There are many medications that are used to control the symptoms of adult ADHD. Still, medication is not a magic bullet that will solve all of your problems. There are important aspects of ADHD treatment that supplement the relief medication provide, including counseling, support groups and even meditation.
What Does Meditation Have to Do with Adult ADHD?
Meditation is a way of training your attention that increases self awareness and can help those with adult ADHD regulate their symptoms. The process involves disciplining or training your mind so that you become more aware of your ADHD-related behaviors and thought patterns, both those that are positive (creativity and enthusiasm) and negative (distractibility, stress, hyperactivity). Through meditation the adult with ADHD can gain more control over a disorder that may often leave them feeling out of control.
Can Behavioral Techniques Such as Meditation Really Help Manage ADHD Symptoms?
University at Buffalo researchers have found that combining behavioral therapy with medication was the most effective way to improve behavior of the ADHD children that they studied. By teaching their subjects techniques to modify their behavior, the investigators were actually able to reduce the amount of medication required to control ADHD symptoms. Although this study did not specifically focus on meditation techniques, it did clearly show that behavior modification can have a substantial effect on the symptoms of ADHD.
The UCLA Mindful Awareness Research Center has specifically done meditation studies on adults and teenagers with ADHD. Their study subjects were trained in various forms of meditation once a week, for eight weeks.
The meditation exercises used essentially focused on:
· subjects becoming more aware of how they were paying attention
· catching themselves when they became distracted
· then returning their attention to the present moment
The subjects were then given cognitive tests at the end of the study. The testing revealed that, after being trained in meditation, the participants had improved in their ability to focus on tasks, even when attempts were made to distract them. As an added bonus, many also felt less anxious and depressed by the end of the study.

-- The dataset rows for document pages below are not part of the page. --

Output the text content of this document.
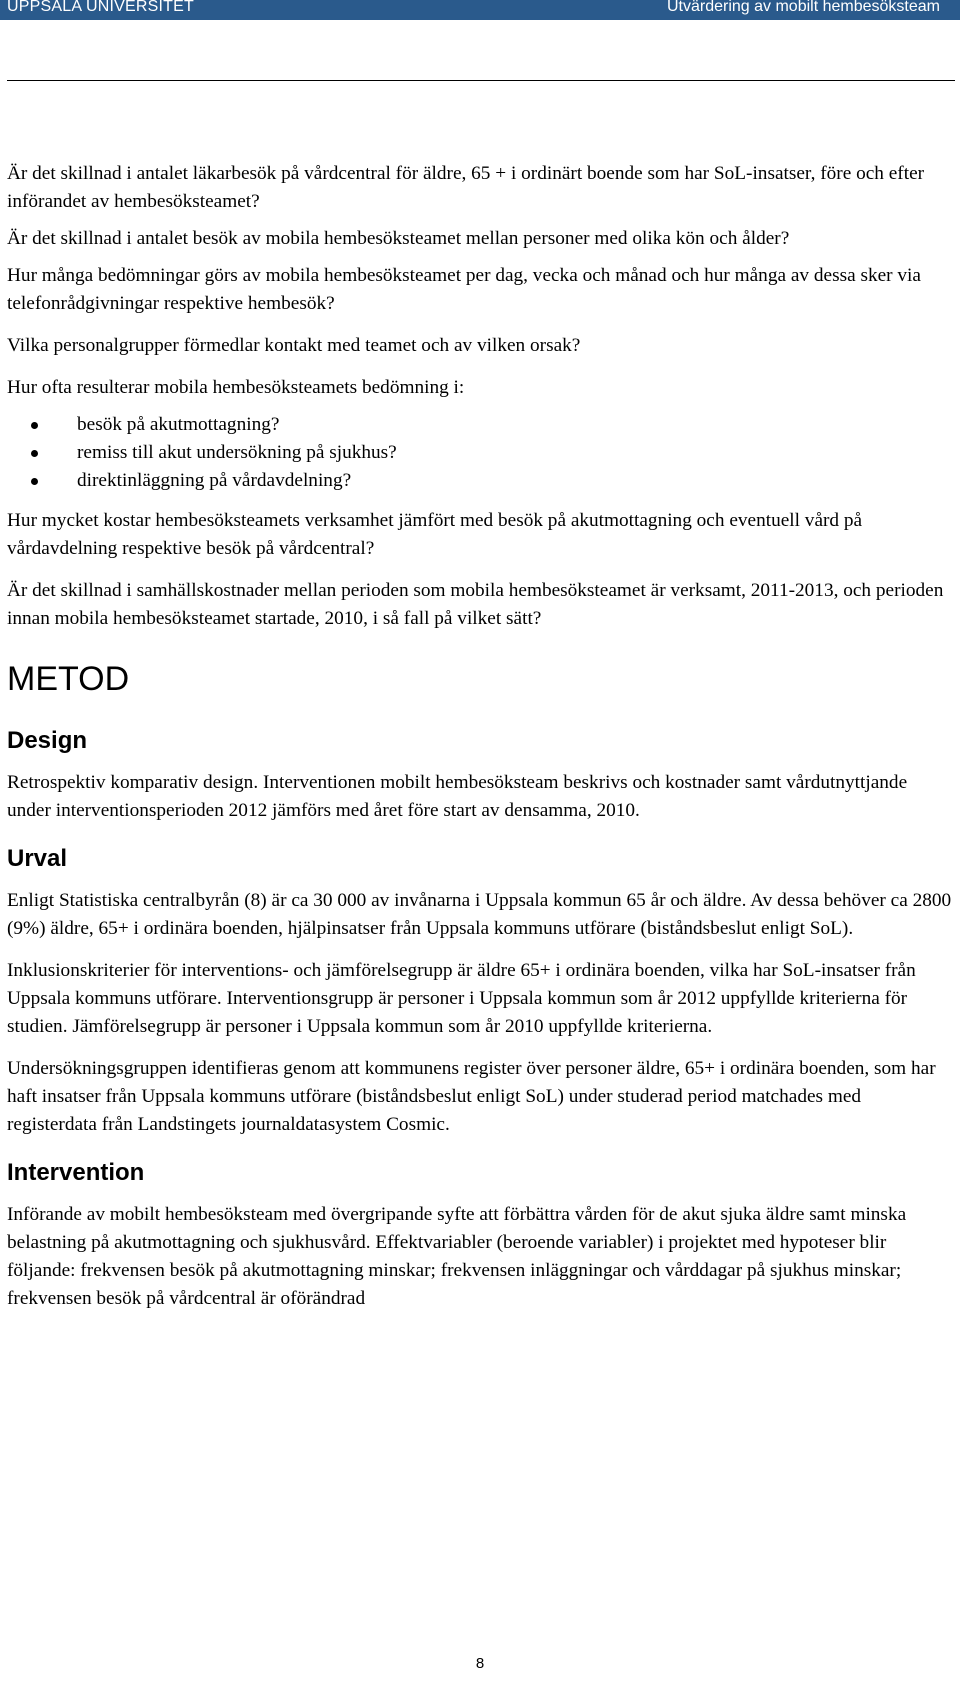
UPPSALA UNIVERSITET	Utvärdering av mobilt hembesöksteam

Är det skillnad i antalet läkarbesök på vårdcentral för äldre, 65 + i ordinärt boende som har SoL-insatser, före och efter införandet av hembesöksteamet?

Är det skillnad i antalet besök av mobila hembesöksteamet mellan personer med olika kön och ålder?

Hur många bedömningar görs av mobila hembesöksteamet per dag, vecka och månad och hur många av dessa sker via telefonrådgivningar respektive hembesök?

Vilka personalgrupper förmedlar kontakt med teamet och av vilken orsak?

Hur ofta resulterar mobila hembesöksteamets bedömning i:

besök på akutmottagning?
remiss till akut undersökning på sjukhus?
direktinläggning på vårdavdelning?

Hur mycket kostar hembesöksteamets verksamhet jämfört med besök på akutmottagning och eventuell vård på vårdavdelning respektive besök på vårdcentral?

Är det skillnad i samhällskostnader mellan perioden som mobila hembesöksteamet är verksamt, 2011-2013, och perioden innan mobila hembesöksteamet startade, 2010, i så fall på vilket sätt?

METOD
Design

Retrospektiv komparativ design. Interventionen mobilt hembesöksteam beskrivs och kostnader samt vårdutnyttjande under interventionsperioden 2012 jämförs med året före start av densamma, 2010.

Urval

Enligt Statistiska centralbyrån (8) är ca 30 000 av invånarna i Uppsala kommun 65 år och äldre. Av dessa behöver ca 2800 (9%) äldre, 65+ i ordinära boenden, hjälpinsatser från Uppsala kommuns utförare (biståndsbeslut enligt SoL).

Inklusionskriterier för interventions- och jämförelsegrupp är äldre 65+ i ordinära boenden, vilka har SoL-insatser från Uppsala kommuns utförare. Interventionsgrupp är personer i Uppsala kommun som år 2012 uppfyllde kriterierna för studien. Jämförelsegrupp är personer i Uppsala kommun som år 2010 uppfyllde kriterierna.

Undersökningsgruppen identifieras genom att kommunens register över personer äldre, 65+ i ordinära boenden, som har haft insatser från Uppsala kommuns utförare (biståndsbeslut enligt SoL) under studerad period matchades med registerdata från Landstingets journaldatasystem Cosmic.

Intervention

Införande av mobilt hembesöksteam med övergripande syfte att förbättra vården för de akut sjuka äldre samt minska belastning på akutmottagning och sjukhusvård. Effektvariabler (beroende variabler) i projektet med hypoteser blir följande: frekvensen besök på akutmottagning minskar; frekvensen inläggningar och vårddagar på sjukhus minskar; frekvensen besök på vårdcentral är oförändrad

8
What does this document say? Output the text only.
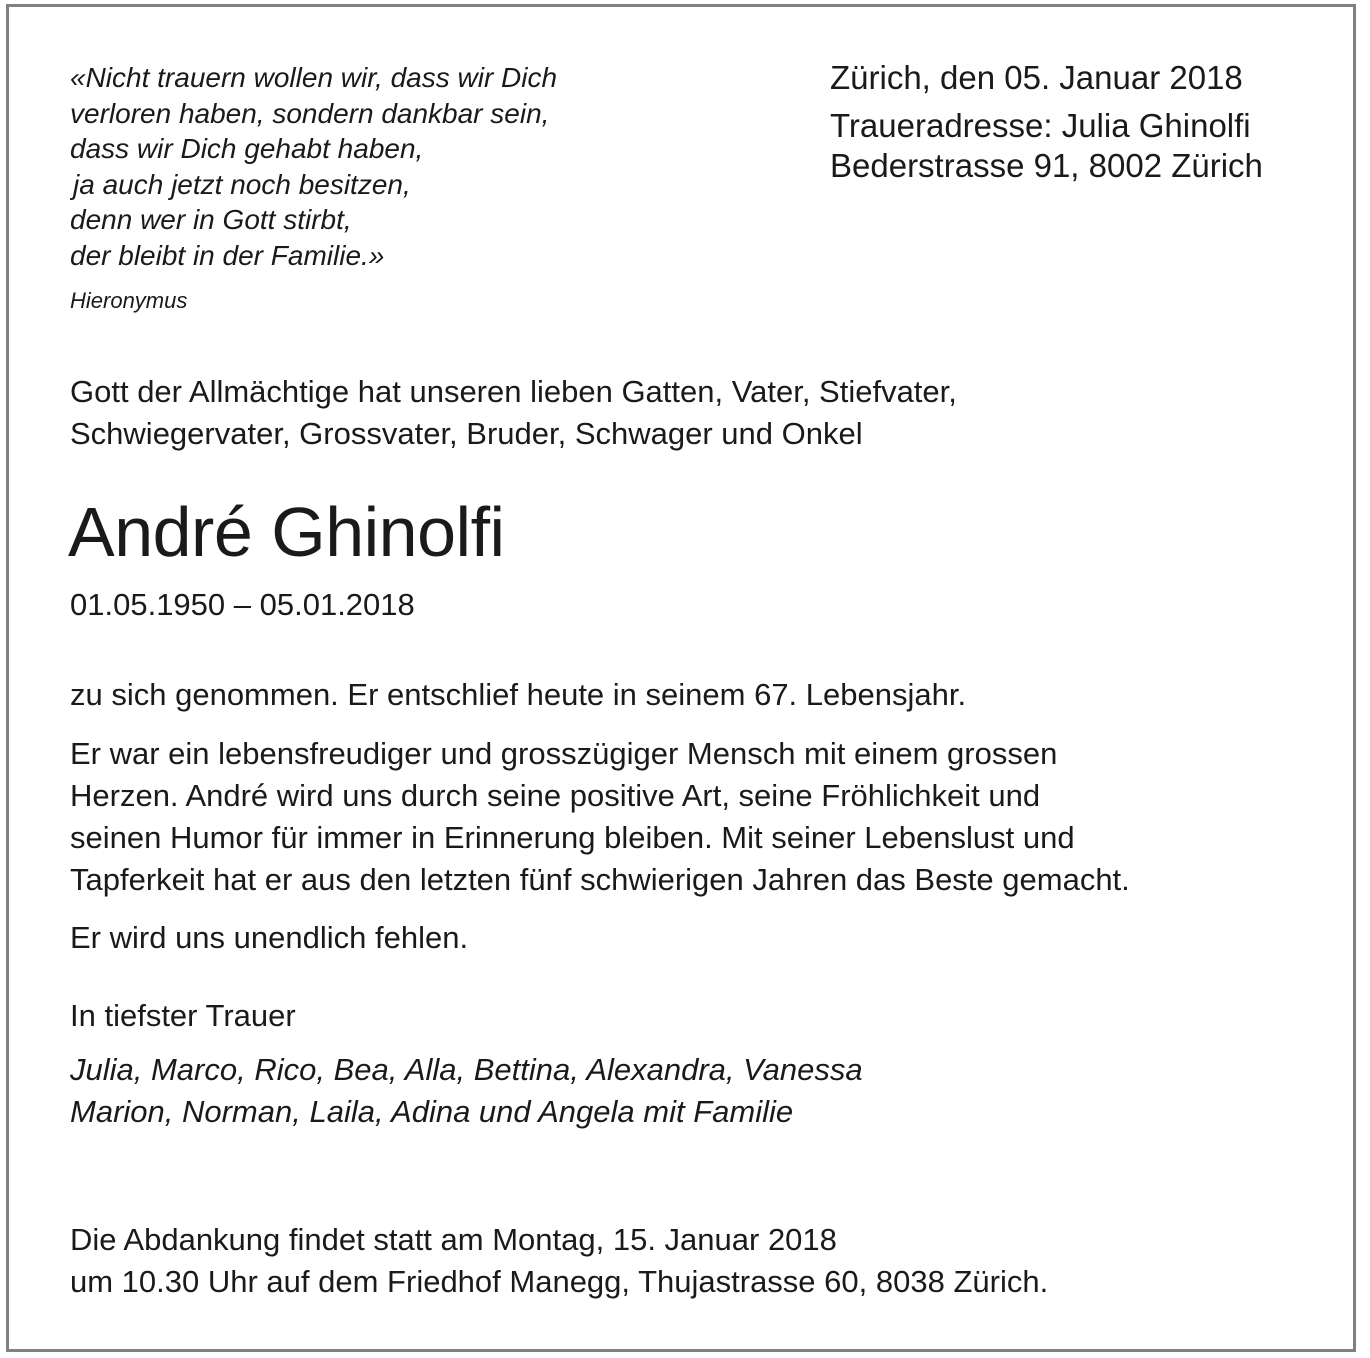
«Nicht trauern wollen wir, dass wir Dich
verloren haben, sondern dankbar sein,
dass wir Dich gehabt haben,
ja auch jetzt noch besitzen,
denn wer in Gott stirbt,
der bleibt in der Familie.»
Hieronymus
Zürich, den 05. Januar 2018
Traueradresse: Julia Ghinolfi
Bederstrasse 91, 8002 Zürich
Gott der Allmächtige hat unseren lieben Gatten, Vater, Stiefvater,
Schwiegervater, Grossvater, Bruder, Schwager und Onkel
André Ghinolfi
01.05.1950 – 05.01.2018
zu sich genommen. Er entschlief heute in seinem 67. Lebensjahr.
Er war ein lebensfreudiger und grosszügiger Mensch mit einem grossen
Herzen. André wird uns durch seine positive Art, seine Fröhlichkeit und
seinen Humor für immer in Erinnerung bleiben. Mit seiner Lebenslust und
Tapferkeit hat er aus den letzten fünf schwierigen Jahren das Beste gemacht.
Er wird uns unendlich fehlen.
In tiefster Trauer
Julia, Marco, Rico, Bea, Alla, Bettina, Alexandra, Vanessa
Marion, Norman, Laila, Adina und Angela mit Familie
Die Abdankung findet statt am Montag, 15. Januar 2018
um 10.30 Uhr auf dem Friedhof Manegg, Thujastrasse 60, 8038 Zürich.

How Do I Learn to Meditate?
There are many ways to meditate and scores of books, CDs, videos and classes out there that can teach you the techniques. Engaging in active meditation is the best way to begin. Active meditation involves paying attention to your senses — your body, breathing, and even your voice. Focusing on activities and parts of your body trains you to stay in the moment and helps give you something concrete to refocus on should your mind begin to wander.
You can begin by sitting quietly, closing your eyes and paying attention to your breathing. If you have too much energy to start with something this low-key, you can also meditate while you walk. If you want to try meditating while on the move, just focus on your breathing as you walk or even count your steps—anything that requires your mind to attend to one single activity.
The first few times that you try to meditate, you will probably find your mind frequently wandering. Don’t worry. Meditation takes practice. Start out with short sessions, trying to focus for just a few minutes. Then work on lengthening your meditations as you develop more control.
Leaning to control your attention is a skill that will help you to become better aware of when you become distracted and eventually teach you how to keep your wandering mind on a short leash so that you can stay focused.